Now orphaned, these consumers packed up their chinos and cardigans and began looking for a new four-door family sedan that didn't look like a rejected mutant from a Ridley Scott film. Lucky for them, Toyota had a car conveniently waiting in the wings. Just as Ford began alienating buyers, the fourth-generation Camry debuted for the 1997 model year, ushering in the birth of a new beige-painted era.
Unlike the Taurus, the new Camry was conventional, reasonable, unassuming and compliant. As a result, Toyota easily grabbed the sales crown from the Taurus that year and held on to it until 2001, when it was dethroned by the Honda Accord by a narrow margin. When the fifth-generation model rolled out in 2002, Toyota's reign of beige resumed, lasting twelve consecutive years so far.
How did it become the darling of every American driveway, exactly? That's actually a hard question to answer if you watch the promotional video above because it certainly doesn't reveal how it possessed any sort of actual advantage versus its competitors. Toyota didn't contrast it against the Accord or whatever the hell General Motors was building, and only made a weak attempt to criticize the Taurus by allowing the owner of a first-generation model to share why she thought the then-new Camry was better than what she had been driving. Yeah, you would hope a brand-new car would be better than another car that was at least several years old at the time.

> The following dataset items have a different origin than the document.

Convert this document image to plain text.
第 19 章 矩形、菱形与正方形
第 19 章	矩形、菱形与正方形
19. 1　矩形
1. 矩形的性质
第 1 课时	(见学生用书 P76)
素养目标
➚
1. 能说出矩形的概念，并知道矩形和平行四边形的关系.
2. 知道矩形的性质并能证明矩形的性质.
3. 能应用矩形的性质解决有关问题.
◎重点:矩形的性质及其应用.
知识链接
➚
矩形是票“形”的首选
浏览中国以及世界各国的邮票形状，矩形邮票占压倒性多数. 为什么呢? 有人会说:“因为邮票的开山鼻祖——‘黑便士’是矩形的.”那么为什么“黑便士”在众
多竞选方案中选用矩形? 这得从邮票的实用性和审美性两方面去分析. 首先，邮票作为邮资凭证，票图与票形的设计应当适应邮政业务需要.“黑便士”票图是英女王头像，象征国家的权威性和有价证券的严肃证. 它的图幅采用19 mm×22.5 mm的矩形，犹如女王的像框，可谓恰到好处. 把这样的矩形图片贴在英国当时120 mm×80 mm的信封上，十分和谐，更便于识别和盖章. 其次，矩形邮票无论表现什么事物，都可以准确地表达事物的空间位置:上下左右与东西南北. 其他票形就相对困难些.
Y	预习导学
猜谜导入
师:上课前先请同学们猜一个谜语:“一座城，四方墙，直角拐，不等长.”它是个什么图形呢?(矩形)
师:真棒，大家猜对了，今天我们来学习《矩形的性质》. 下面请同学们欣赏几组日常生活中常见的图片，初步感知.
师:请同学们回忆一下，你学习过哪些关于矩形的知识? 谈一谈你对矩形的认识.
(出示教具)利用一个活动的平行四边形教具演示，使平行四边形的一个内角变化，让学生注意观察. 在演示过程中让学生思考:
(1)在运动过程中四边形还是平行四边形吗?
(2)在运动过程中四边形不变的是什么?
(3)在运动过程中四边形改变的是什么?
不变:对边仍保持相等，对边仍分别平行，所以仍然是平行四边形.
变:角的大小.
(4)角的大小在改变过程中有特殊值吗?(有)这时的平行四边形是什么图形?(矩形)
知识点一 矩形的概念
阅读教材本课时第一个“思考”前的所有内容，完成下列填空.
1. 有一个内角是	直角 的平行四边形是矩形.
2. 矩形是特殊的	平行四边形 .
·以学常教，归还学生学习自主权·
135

Toyota instead opted to illustrate that it was better than the model that had preceded it. Again, what's so significant about that? What made Toyota suddenly think it deserved an ice cream trip to Baskin Robbins for doing what every other kid in the class had accomplished? All of the standard equipment highlighted in the promo — like the front and rear cupholders and extendable sunvisors (really, Toyota?) — wasn't exactly impressive either.
So the car that made the Camry a household name clearly wasn't remarkable. But this promo film is curiously remarkable due to the fact that everything seems to be beige. Seriously. The whole thing is a nine minute love letter devoted to mediocrity and the blandest color known to man and it's creepy. The Camry is (big surprise here) beige, every environment the car is filmed in is beige, there even seems to be some sort of a beige filter on the video itself.
I know what color I'm going to see haunting my nightmares tonight.